Of course, it probably wasn’t just your parents; it was probably all of your teachers up through high school, too.
Further more, this message was probably communicated to you in a number of ways: through media, movies, television programs and magazines.
The message that college will be enriching and beneficial to every young student is a belief foisted upon the unsuspecting youth from many directions.
Unfortunately, this belief is false. Contrary to this culturally ingrained idea, college is not for everyone, despite what the entirety of our culture tells us.
College is a business like any other, and a very lucrative one at that. But more diabolical still, it is a business that has, through culture and societal norms, become almost mandatory in regards to job security. And on top of this, it is a business that takes your money and most of the time gives you none of what it promised you in return.
First, however, let’s not dismiss the obvious. If one consults the National Center for Education Statistics, one will note that there is a significant financial advantage to possessing a bachelor’s degree.
Studies show that since 2000, the average median annual income for full-timers with a bachelor’s degree or higher was around $50,000 for men and $41,000 for women, compared to the $30,000 and $24,000, respectively, earned by those with only a high school diploma or GED.
This is well and good, but one has to remember that this category is applicable only to those who have actually earned their bachelor’s degrees, and college dropouts don’t fall into this category.
But who drops out of college, you may ask?
The Department of Education tells us that 30 percent of students drop out after the first year, and that a baffling 50 percent never graduate.

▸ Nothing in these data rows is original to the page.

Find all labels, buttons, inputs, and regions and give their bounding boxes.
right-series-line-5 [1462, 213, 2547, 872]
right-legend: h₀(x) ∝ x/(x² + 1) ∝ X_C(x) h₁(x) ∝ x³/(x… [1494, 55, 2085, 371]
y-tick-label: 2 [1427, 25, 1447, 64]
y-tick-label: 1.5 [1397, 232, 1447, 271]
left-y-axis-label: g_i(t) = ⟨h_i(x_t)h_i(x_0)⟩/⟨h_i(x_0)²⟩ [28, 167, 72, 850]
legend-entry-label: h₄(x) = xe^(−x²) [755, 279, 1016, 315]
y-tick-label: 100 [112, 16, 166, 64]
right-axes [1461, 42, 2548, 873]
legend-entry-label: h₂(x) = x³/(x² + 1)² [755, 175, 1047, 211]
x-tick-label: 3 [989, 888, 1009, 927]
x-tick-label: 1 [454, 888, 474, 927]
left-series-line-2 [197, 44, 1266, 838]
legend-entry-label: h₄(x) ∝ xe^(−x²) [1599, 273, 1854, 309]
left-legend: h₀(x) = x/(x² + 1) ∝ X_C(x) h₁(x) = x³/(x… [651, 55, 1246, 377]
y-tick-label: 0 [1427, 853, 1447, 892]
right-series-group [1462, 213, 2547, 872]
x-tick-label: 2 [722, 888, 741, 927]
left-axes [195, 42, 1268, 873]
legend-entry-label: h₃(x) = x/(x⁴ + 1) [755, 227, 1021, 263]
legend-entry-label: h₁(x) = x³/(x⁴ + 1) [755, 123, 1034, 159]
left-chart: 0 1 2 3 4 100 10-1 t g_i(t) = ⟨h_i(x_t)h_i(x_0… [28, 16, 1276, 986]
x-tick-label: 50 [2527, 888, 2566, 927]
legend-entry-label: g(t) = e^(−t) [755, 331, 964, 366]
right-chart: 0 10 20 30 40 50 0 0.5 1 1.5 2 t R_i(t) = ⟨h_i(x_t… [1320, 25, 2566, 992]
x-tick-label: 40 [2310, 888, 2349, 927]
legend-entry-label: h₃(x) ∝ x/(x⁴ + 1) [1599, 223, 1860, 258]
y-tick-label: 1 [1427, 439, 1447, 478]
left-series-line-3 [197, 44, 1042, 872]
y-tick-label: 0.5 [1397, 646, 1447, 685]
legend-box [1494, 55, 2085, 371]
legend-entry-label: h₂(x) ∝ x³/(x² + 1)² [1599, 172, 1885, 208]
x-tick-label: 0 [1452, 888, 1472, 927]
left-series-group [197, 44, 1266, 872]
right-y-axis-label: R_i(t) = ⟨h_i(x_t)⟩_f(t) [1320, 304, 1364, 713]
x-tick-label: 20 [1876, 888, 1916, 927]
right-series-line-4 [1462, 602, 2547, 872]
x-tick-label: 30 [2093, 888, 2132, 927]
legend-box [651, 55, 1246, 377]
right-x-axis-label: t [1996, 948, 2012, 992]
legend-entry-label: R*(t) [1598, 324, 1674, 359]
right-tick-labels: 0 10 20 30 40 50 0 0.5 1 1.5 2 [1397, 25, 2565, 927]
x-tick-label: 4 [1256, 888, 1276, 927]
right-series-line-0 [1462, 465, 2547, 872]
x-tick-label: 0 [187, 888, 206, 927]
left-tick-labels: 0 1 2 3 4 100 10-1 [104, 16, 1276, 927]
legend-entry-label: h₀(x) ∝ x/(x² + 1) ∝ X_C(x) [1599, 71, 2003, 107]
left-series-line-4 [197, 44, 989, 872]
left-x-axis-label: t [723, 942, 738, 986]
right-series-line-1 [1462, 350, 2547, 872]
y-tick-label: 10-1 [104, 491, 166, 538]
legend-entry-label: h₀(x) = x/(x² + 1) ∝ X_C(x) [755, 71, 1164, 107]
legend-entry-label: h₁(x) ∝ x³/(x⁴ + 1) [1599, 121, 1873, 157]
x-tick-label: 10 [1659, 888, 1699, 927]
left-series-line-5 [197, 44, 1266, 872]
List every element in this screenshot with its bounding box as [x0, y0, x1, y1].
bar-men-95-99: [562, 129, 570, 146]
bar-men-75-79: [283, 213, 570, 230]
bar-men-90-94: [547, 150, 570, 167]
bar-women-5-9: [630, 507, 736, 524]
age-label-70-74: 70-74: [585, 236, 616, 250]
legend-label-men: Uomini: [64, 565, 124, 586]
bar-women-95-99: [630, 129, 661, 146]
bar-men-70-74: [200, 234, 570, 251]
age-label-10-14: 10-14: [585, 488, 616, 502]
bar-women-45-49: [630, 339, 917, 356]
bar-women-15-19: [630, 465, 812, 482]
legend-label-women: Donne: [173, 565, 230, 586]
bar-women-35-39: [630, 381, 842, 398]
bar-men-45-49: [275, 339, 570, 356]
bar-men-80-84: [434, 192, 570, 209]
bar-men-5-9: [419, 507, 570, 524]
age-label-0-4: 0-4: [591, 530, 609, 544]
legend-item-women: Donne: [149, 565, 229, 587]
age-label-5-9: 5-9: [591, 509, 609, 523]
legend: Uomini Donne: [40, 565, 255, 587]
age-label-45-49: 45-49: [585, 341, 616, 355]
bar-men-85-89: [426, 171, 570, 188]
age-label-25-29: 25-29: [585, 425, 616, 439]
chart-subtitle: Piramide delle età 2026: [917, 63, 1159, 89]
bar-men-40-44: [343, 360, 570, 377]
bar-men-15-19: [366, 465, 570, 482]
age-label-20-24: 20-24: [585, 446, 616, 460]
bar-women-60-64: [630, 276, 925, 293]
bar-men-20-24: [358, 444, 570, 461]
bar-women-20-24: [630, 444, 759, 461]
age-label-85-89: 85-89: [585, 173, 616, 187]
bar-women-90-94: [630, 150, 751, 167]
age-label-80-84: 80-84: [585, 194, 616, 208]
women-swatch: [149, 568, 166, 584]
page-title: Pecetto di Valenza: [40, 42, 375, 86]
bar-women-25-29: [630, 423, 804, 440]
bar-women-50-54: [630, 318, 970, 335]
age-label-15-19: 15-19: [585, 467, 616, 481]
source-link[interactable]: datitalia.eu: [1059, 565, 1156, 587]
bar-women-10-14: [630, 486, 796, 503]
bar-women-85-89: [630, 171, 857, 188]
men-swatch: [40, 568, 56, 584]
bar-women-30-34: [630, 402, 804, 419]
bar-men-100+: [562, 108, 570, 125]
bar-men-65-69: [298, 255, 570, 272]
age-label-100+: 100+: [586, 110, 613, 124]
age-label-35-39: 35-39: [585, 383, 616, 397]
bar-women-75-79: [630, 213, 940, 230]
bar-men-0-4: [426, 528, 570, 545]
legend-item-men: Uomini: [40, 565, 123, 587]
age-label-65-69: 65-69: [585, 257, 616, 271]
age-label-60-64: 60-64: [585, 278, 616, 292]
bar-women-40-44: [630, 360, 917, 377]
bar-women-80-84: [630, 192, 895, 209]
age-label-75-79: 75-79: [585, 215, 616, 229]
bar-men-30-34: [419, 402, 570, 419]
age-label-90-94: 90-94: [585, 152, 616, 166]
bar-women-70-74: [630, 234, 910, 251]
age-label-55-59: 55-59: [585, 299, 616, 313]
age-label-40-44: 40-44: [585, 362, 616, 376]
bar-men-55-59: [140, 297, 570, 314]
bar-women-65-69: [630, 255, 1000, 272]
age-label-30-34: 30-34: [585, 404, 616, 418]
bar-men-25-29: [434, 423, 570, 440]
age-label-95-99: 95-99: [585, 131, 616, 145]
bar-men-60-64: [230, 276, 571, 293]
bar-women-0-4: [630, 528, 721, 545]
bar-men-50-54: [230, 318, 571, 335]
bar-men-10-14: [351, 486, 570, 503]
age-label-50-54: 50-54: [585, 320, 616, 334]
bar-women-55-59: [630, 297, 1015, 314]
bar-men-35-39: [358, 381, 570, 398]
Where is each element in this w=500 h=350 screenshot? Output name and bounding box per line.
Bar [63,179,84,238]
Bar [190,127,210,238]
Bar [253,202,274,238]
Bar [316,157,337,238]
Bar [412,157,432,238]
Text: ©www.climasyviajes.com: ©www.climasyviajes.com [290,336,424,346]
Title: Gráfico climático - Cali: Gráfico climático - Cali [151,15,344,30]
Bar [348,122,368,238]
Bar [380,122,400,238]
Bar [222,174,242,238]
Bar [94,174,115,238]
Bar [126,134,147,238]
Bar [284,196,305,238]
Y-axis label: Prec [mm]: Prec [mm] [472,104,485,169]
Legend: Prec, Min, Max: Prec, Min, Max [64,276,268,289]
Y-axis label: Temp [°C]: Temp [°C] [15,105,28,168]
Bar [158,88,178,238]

Gayla Martindale at State University writes, “It is estimated that 40 percent of college students will leave higher education without getting a degree, with 75 percent of these students leaving within their first two years of college.”
So yes, a graduate in possession of a bachelor’s degree will earn considerably more, but this will happen only to half of the population, at best.
The other half is pumping significant amounts of money into a business from which they will get nothing.
But wait a minute, why are we expecting everyone to go to college and get their bachelor’s degree? Why is our culture rewarding this kind of behavior?
What about the large portion of the population who is not academically-minded at all?
What about the people who are good with their hands, who can solve problems quickly and intuitively, and have a talent for interacting with people, or who have a knack for a particular trade?
It turns out these people don’t necessarily need to be in college at all. But again, college is a business, and businesses want to make money.
While it is true that trade schools and vocational schools exist, much of the time there is still a tremendous push towards getting that “little piece of paper.”
The result of this is to pressure those who are not academically-minded into an academic setting instead of allowing them to hone their natural talents.
On the flip side, those who are in fact academically-minded and who actually do need to be in college can’t focus on what they need to be doing because they find themselves in a classroom full of people who don’t care, people who are there only because they are trying to ensure their job security.
And so we return to the wage difference. Why do graduates get paid more than others?
It turns out to be a matter of convention. Do they know how to do their job any better than another? Not necessarily.
It would be one thing if a bachelor’s-level degree actually constituted a set of knowledge or experience that one could utilize immediately.
True, students with a particular major know a little more about that subject, but only more than the layman. They don’t know as much as the experts and they certainly don’t know enough to make them competitive.
Indeed, for most academic or scholarly majors, a bachelor’s degree just won’t cut it.
College demands even more money in the post-graduate years before actual useable knowledge is bestowed on the student, or at the very least, marketable knowledge.
But for the majority of students who do not acquire their post-graduate degrees, an undergraduate degree constitutes a slip of paper. The joke is that most graduates end up in careers that have little to nothing to do with their major anyway.
This is because most businesses don’t require you to know what you’re doing, only that you wave your little piece of paper saying yes, college validated my parking stub, so now you can pay me.
What kind of culture is this? It is one that tells all students, regardless of their individual talents and dispositions, to go to college and get degrees.
It is a system that rewards only the academic, but even then, it is merely a bland going-through-the-motions of academia, a sorry parody of actual learning
And so we come to a sad realization: You don’t have to walk out of college understanding anything. You don’t have to know how to do anything. You only have to possess that stamp of approval, a little stamp that costs thousands and thousands of dollars.